La cappellania si è anche rivelata impagabile come parte della ripresa generale della persona,
come mostrato all’O’Connor Hospital e al Santa Clara Valley Medical Center di San Jose, in California. Padre Randy Suárez Valenton, 52 anni, aveva amministrato l’unzione dei malati a una paziente malata di Covid attaccata a una macchina per la ventilazione. Alla fine ha iniziato a migliorare, ma non si è resa conto dei progressi che stava facendo.

“Il medico mi ha chiesto di aiutarla a capire che stava migliorando, perché in quel momento la paziente era decisa a morire”, ha detto padre Suárez. “Il medico mi ha chiesto di aiutarla a capire la sua situazione e a integrare la fede nel progetto di cura. Le ho chiesto: ‘E se Dio volesse che si riprendesse? Rispetterebbe questo fatto?’ E lei ha detto di sì. E allora ho detto: ‘Se il medico le chiede di fare qualcosa sarà un segno’”.

La paziente si è poi ripresa.

Nonostante l’avvento di vari vaccini stia offrendo speranza per vedere una luce alla fine del tunnel, padre Fitzsimons e altri cappellani sanno che c’è ancora molto da fare, anche dopo che la pandemia sarà finita. Ci sarà bisogno di un’opera di guarigione nei confronti delle persone che non hanno potuto stare vicino ai propri cari mentre questi morivano. In molti casi non è stato possibile celebrare funerali. Nella vita di tante persone è mancata questa vicinanza.

“Non abbiamo iniziato davvero ad affrontare il livello successivo degli effetti del Covid sulle famiglie, mentalmente e in altro modo”, ha affermato padre Fitzsimons. “Molte cose che fanno normalmente parte del processo del lutto non sono a disposizione delle famiglie… Probabilmente siamo stati troppo restrittivi nel modo di limitare l’adorazione. Avremmo potuto garantire la sicurezza ed essere comunque un’oasi per la gente e rispondere alle necessità pastorali”.

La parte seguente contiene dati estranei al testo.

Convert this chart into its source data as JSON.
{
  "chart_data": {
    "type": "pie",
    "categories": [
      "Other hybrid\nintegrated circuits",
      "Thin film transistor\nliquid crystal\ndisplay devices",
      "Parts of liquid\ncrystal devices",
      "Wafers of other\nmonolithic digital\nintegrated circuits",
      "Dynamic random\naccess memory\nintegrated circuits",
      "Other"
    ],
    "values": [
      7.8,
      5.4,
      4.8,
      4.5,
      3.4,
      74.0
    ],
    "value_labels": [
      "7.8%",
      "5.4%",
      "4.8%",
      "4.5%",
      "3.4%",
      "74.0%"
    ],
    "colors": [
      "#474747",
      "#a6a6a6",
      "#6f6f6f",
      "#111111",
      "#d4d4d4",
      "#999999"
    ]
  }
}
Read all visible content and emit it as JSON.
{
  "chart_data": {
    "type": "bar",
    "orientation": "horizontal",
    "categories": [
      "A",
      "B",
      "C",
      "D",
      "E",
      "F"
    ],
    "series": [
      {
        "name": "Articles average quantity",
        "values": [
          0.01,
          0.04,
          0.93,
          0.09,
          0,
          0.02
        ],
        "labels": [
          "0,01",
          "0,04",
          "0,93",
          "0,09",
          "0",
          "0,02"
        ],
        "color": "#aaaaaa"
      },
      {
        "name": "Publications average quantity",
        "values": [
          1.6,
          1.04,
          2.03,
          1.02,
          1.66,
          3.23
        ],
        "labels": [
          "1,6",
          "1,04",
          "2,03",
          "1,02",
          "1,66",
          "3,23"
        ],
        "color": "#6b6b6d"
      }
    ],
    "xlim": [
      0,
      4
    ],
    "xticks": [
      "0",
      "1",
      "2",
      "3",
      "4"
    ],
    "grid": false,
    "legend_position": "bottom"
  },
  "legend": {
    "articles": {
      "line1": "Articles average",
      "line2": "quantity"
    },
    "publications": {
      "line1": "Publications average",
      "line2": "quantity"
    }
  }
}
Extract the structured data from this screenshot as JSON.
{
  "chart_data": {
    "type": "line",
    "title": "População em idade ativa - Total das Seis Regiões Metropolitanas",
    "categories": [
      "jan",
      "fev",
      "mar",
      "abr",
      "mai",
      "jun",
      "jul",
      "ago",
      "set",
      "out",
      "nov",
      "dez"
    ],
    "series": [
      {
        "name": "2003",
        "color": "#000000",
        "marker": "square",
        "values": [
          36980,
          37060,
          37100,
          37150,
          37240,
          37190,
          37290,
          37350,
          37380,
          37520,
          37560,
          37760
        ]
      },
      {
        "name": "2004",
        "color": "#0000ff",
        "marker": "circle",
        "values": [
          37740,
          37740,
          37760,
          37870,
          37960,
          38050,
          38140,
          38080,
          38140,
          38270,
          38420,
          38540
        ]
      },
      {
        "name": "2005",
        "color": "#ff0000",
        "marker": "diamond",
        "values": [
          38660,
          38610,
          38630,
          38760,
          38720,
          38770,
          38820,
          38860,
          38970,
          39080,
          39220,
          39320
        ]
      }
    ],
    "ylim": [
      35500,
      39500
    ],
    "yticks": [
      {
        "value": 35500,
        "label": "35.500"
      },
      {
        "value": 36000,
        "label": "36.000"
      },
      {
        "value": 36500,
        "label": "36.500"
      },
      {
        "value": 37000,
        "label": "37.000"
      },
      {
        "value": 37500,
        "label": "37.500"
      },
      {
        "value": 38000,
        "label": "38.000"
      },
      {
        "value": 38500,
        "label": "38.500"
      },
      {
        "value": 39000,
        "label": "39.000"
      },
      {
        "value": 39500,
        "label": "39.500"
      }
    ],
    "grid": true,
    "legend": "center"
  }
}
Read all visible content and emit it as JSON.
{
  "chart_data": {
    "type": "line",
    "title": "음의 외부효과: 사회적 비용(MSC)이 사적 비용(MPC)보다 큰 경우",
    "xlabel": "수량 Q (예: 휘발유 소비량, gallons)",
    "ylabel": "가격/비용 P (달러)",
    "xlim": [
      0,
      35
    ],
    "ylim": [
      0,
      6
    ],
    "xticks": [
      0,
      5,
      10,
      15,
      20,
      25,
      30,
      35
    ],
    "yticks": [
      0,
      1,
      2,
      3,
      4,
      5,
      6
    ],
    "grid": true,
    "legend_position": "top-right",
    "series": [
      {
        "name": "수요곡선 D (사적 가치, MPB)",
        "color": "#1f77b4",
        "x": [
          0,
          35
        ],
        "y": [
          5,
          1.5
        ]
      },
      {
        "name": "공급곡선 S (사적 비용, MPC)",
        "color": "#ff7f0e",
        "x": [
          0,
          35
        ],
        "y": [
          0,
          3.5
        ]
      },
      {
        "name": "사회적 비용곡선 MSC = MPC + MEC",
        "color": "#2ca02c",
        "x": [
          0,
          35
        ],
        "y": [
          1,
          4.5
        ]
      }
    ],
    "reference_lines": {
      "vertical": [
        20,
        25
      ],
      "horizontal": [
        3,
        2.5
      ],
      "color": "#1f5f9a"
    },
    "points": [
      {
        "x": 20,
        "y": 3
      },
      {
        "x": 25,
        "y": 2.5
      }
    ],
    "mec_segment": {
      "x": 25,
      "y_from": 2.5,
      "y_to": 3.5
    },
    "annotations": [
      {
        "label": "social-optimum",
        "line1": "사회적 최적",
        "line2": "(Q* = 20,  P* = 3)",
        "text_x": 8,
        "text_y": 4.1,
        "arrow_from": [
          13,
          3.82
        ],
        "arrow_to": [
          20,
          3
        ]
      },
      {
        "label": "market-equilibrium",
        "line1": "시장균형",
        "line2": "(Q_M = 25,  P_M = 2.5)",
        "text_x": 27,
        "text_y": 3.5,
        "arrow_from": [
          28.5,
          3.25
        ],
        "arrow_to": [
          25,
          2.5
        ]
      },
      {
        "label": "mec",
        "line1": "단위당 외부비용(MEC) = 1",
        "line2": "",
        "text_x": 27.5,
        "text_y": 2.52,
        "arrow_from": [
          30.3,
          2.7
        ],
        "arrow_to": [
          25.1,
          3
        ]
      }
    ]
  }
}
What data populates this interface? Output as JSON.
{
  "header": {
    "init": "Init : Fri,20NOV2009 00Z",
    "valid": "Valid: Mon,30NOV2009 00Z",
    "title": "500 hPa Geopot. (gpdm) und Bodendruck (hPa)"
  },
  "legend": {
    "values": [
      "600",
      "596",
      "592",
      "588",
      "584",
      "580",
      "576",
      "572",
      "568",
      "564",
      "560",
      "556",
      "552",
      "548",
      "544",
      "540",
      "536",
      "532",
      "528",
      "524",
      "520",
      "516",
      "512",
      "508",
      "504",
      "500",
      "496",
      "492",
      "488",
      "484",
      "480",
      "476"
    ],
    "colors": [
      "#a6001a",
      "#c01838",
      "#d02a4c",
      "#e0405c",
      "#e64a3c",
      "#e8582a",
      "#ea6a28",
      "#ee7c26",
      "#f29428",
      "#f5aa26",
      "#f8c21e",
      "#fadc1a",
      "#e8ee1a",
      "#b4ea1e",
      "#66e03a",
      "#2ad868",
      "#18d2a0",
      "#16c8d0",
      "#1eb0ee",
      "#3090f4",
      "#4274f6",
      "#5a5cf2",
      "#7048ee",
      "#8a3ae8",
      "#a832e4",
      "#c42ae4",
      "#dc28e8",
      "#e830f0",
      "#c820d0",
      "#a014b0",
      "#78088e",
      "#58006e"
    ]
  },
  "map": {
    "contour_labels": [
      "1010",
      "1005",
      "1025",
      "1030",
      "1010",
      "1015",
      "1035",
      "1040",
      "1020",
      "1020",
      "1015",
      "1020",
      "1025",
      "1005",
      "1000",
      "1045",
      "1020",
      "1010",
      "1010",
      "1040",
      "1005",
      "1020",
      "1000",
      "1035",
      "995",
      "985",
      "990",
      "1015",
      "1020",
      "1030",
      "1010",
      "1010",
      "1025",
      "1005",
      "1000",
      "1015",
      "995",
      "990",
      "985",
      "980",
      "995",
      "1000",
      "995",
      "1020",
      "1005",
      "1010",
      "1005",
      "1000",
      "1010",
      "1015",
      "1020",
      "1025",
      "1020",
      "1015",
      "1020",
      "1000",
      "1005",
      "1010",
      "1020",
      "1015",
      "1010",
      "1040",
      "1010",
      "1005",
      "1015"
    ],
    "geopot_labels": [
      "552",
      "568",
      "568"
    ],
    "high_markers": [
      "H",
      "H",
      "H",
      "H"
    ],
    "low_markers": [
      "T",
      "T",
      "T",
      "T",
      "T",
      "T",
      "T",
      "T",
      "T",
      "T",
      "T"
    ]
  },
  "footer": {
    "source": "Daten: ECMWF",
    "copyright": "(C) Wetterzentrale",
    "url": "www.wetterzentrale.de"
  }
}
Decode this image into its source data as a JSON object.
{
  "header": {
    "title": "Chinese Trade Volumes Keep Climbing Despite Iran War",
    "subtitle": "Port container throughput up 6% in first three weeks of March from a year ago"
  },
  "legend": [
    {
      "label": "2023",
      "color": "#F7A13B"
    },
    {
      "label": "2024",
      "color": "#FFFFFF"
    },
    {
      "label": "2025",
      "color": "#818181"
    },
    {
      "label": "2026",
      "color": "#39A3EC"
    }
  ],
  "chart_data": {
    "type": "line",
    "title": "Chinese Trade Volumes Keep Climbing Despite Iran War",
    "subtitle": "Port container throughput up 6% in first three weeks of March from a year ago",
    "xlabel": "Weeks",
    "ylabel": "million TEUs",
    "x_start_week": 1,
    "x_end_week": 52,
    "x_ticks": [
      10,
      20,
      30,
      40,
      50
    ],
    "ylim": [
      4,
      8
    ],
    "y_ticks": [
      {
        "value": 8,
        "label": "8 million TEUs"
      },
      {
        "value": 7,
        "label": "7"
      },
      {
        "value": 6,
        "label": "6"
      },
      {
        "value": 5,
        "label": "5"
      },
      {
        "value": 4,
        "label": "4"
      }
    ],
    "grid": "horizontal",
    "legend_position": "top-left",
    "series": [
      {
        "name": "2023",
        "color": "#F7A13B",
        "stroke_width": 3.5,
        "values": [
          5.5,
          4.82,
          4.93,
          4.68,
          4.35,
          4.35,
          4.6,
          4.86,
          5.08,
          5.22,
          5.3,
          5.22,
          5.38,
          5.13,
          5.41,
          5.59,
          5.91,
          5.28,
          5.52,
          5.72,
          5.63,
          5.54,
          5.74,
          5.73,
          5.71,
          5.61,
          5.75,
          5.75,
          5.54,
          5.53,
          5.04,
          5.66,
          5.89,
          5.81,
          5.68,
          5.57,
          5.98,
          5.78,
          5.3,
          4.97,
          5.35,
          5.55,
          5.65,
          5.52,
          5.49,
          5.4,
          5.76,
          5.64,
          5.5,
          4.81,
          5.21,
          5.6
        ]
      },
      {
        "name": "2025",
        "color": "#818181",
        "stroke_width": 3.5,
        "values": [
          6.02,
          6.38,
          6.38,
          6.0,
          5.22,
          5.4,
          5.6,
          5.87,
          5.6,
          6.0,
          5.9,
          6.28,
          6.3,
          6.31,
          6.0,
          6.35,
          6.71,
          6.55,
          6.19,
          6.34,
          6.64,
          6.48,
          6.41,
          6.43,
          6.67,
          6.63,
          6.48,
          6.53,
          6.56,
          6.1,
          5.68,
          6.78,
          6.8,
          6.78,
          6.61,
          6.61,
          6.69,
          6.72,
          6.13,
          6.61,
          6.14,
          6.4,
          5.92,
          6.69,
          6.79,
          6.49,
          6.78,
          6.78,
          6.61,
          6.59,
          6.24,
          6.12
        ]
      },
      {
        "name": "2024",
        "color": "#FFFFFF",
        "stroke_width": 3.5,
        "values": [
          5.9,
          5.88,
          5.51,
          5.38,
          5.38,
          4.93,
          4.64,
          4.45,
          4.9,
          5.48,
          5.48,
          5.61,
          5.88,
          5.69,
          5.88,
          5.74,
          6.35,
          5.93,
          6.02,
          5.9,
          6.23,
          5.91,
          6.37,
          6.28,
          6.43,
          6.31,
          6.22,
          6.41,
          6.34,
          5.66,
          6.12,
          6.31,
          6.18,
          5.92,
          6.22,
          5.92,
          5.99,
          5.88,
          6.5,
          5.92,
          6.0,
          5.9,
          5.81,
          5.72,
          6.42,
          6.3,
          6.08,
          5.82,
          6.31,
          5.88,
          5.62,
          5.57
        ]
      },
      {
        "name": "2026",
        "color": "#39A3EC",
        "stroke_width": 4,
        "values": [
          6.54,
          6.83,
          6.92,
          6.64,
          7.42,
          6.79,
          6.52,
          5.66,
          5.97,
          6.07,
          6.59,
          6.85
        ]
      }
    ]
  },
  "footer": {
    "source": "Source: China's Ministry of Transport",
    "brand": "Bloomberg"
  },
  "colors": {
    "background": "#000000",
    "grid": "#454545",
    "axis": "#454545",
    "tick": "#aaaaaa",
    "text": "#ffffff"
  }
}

“Si soffre per le famiglie che non hanno potuto avere un funerale normale – il senso del lutto e come la gente non sia in grado di viverlo, cosa che avviene quando le famiglie si riuniscono e possono abbracciarsi ed essere presenti”, ha detto padre Bartoszek in Michigan. “Non ci sono gruppi di sostegno al lutto. L’aspetto virtuale non è la stessa cosa di avere 10 o 12 persone in una stanza. Ci sarà bisogno di molta consulenza sul lutto dopo che potremo tornare a unirci in modo sicuro”.

Quando arriverà quel momento, i cappellani continueranno sicuramente ad essere presenti per pazienti, famiglie e assistenti.